Lomé accueille une réunion de la commission mixte du Parlement de la CEDEAO

La commission mixte éducation, culture, santé, télécommunications et technologies de l’information du parlement de la CEDEAO tient du 10 au 14 mars 2026 à Lomé, une réunion délocalisée place sous le thème : « renforcer l’alignement des programmes d’enseignement sur les besoins socio-économiques de la sous-région ».

C’est la Présidente du Parlement de la CEDEAO, Mme Hadja Mémounatou Ibrahima qui a ouvert les travaux de cette session en présence de Mama Omorou, ministre de l’Éducation nationale du Togo, ainsi que d’autres parlementaires.

Il est question d’évaluer la pertinence et l’adéquation des programmes d’études existants aux niveaux élémentaire, primaire, secondaire et supérieur, au regard des secteurs clés de croissance dans la région de la CEDEAO.

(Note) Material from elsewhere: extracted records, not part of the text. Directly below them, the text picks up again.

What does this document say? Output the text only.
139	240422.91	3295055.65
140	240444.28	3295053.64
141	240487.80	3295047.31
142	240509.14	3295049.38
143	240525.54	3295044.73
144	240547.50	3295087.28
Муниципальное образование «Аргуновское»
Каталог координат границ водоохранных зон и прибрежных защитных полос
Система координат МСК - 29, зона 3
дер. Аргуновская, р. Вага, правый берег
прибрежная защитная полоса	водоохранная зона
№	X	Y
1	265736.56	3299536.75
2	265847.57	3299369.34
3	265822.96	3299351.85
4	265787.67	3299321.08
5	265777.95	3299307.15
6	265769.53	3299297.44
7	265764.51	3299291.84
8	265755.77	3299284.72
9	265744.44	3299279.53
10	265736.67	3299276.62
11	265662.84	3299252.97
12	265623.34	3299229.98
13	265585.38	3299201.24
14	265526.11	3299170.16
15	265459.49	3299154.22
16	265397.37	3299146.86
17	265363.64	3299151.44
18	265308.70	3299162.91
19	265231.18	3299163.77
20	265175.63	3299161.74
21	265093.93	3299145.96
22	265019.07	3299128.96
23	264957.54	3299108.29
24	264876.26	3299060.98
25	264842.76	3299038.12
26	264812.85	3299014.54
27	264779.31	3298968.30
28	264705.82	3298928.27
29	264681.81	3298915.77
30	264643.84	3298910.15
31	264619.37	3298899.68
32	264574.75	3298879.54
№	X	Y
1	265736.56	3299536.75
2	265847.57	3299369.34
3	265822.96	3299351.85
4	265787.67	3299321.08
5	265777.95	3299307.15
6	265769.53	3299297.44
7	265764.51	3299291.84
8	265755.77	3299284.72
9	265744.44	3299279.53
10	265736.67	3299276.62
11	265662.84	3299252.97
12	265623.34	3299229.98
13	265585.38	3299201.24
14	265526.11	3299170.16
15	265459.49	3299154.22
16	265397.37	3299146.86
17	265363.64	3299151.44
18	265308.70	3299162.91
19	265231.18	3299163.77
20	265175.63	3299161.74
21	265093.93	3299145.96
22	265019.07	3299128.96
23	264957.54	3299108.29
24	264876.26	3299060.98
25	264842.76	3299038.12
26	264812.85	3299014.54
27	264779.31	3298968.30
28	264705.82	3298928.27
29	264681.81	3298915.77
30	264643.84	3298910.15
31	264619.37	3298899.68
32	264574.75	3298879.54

Il s’agit également de renforcer l’intégration de l’enseignement et de la formation techniques et professionnels dans les systèmes éducatifs nationaux, afin d’améliorer l’employabilité, la productivité et les opportunités de travail indépendant.

La rencontre ambitionne par ailleurs de soutenir la transition vers des programmes d’études axés sur les compétences, mettant l’accent sur l’innovation, la résolution de problèmes, la pensée critique et l’adaptabilité aux mutations du marché du travail.

Selon l’honorable Soklingbé Senou, chef de la délégation des députés togolais au Parlement de la CEDEAO, le secteur éducatif régional ne doit plus paraître en effet comme une industrie productrice de diplômes mais un catalyseur de compétences prêtes à la consommation.

« Cette rencontre n’est pas un simple moment dans le calendrier de notre parlement, elle témoigne de notre engagement inébranlable envers un idéal fondamental qui déterminera l’avenir de notre communauté. Il ne s’agit pas seulement d’un engagement politique mais d’un investissement économique, intellectuel, académique, transformationnel et de modernisation du secteur éducatif de la région, une modernisation adaptée à nos réalités et besoins » a-t-il déclaré.

Le ministre de l’Éducation nationale du Togo, Mama Omorou a dans son intervention indiqué que le choix du Togo pour accueillir cette réunion constitue un honneur et une marque de confiance pour le pays avant de saluer la portée du thème de la réunion.

 « Selon l’organisation internationale du travail, près d’un jeune sur trois en Afrique de l’Ouest se trouve en situation de chômage ou de sous-emploi. Parallèlement, la Banque mondiale indique que plus de 60 % des entreprises subsahariennes rencontrent des difficultés à recruter des travailleurs possédant les compétences requises. Ce décalage entre les compétences disponibles et les besoins du marché du travail illustre clairement les défis actuels de nos systèmes éducatifs et de formation », a déclaré le ministre Mama Omorou.

En ouvrant les travaux, la Présidente du Parlement de la CEDEAO, Mémounatou Ibrahima, a rappelé dans un premier temps que pour faire face à ces défis, il était nécessaire de s’appuyer sur le Protocole A/P3/1/03 adopté par la Conférence des Chefs d’États et de Gouvernement de la CEDEAO en 2003 et qui offre un cadre juridique solide pour harmoniser les politiques éducatives et promouvoir une éducation de qualité, accessible et pertinente dans la sous-région.

Elle a également salué les réformes entreprises par le Togo sous l’impulsion du Président du Conseil Faure Essozimna Gnassingbé qui ont permis de jeter les bases d’un système éducatif résolument tourné vers l’avenir.

« Grâce à son leadership, nous avons su miser sur des collaborations fructueuses entre les institutions éducatives et le secteur privé, promouvant ainsi une éducation à l’entrepreneuriat et un investissement accru dans la formation continue pour répondre aux défis du marché de l’emploi », a-t-elle souligné.

Cette réunion de la commission marque une étape importante dans la volonté de la CEDEAO de rapprocher l’éducation des réalités économiques de la région, afin de former des jeunes mieux préparés aux défis du marché du travail et de contribuer au développement durable de l’Afrique de l’Ouest.

Il faut souligner que la Communauté Économique des États de l’Afrique de l’Ouest (CEDEAO) fait face à des défis structurels. Dans plusieurs pays, les programmes d’enseignement qu’ils soient primaires, secondaires, techniques ou supérieurs, ne sont pas suffisamment adaptés à l’évolution des exigences du marché du travail, aux secteurs émergents, aux mutations technologiques et aux contextes socio-économiques locaux.